Residual Networks are Exponential Ensembles of Relatively Shallow Networks
Andreas Veit
and
Michael Wilber
and
Serge Belongie
arXiv e-Print archive - 2016 via Local arXiv
Keywords:
cs.CV, cs.AI, cs.LG, cs.NE
First published: 2016/05/20 (8 years ago) Abstract: In this work, we introduce a novel interpretation of residual networks
showing they are exponential ensembles. This observation is supported by a
large-scale lesion study that demonstrates they behave just like ensembles at
test time. Subsequently, we perform an analysis showing these ensembles mostly
consist of networks that are each relatively shallow. For example, contrary to
our expectations, most of the gradient in a residual network with 110 layers
comes from an ensemble of very short networks, i.e., only 10-34 layers deep.

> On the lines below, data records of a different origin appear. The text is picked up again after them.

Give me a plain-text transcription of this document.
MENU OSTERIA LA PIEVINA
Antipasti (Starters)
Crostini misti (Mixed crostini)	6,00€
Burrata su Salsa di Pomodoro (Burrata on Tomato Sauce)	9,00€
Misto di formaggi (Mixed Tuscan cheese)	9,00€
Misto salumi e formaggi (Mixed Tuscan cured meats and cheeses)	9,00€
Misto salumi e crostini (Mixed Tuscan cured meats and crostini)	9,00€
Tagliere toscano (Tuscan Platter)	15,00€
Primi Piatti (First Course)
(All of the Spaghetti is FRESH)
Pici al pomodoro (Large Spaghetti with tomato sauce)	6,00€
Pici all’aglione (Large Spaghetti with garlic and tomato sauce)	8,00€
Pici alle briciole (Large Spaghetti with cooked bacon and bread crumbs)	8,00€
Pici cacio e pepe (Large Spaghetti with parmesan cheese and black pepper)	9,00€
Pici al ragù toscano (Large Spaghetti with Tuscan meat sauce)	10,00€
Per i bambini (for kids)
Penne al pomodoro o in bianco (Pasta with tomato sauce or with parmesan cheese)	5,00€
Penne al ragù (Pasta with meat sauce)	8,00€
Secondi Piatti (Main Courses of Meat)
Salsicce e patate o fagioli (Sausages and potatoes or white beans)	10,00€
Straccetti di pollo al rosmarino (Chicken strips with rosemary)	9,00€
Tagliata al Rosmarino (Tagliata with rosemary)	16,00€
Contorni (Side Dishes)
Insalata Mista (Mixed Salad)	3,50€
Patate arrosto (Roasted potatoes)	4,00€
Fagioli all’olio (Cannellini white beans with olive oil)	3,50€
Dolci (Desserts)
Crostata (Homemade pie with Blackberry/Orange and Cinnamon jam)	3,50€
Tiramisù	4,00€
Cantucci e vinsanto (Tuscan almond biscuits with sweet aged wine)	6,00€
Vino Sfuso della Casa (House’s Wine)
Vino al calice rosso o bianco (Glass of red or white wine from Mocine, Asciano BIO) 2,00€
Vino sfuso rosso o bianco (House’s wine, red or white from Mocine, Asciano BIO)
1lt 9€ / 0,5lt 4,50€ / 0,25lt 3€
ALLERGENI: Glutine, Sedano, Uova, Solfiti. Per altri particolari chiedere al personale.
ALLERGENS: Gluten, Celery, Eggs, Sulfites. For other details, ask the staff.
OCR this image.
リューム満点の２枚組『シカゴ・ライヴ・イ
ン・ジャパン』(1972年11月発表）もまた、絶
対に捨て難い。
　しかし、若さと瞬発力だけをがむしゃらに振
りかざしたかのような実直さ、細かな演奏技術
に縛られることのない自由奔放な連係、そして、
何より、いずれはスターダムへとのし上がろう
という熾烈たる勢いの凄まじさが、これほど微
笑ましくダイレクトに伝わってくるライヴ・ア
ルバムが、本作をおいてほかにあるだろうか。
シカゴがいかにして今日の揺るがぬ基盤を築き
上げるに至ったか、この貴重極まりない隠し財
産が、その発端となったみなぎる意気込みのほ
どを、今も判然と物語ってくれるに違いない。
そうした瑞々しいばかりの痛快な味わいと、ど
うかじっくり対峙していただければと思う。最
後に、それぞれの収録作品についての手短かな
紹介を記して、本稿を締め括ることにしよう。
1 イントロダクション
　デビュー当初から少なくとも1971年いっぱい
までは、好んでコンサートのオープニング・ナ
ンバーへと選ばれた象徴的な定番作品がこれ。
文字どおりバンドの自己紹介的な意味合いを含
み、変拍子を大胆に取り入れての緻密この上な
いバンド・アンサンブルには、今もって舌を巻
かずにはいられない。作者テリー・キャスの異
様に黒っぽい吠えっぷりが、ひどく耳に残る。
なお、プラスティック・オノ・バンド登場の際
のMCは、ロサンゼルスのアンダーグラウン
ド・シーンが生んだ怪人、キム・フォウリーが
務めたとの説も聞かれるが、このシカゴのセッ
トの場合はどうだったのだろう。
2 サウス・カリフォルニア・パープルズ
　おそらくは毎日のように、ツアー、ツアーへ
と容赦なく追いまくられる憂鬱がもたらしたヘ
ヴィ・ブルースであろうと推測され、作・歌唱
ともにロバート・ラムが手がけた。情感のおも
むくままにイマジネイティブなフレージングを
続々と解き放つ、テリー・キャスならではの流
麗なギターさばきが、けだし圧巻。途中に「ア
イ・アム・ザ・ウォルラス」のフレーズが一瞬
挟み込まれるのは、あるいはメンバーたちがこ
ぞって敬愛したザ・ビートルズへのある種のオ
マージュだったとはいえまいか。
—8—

This suggests that in addition to describing neural networks in terms of width
and depth, there is a third dimension: multiplicity, the size of the implicit
ensemble. Ultimately, residual networks do not resolve the vanishing gradient
problem by preserving gradient flow throughout the entire depth of the network
- rather, they avoid the problem simply by ensembling many short networks
together. This insight reveals that depth is still an open research question
and invites the exploration of the related notion of multiplicity.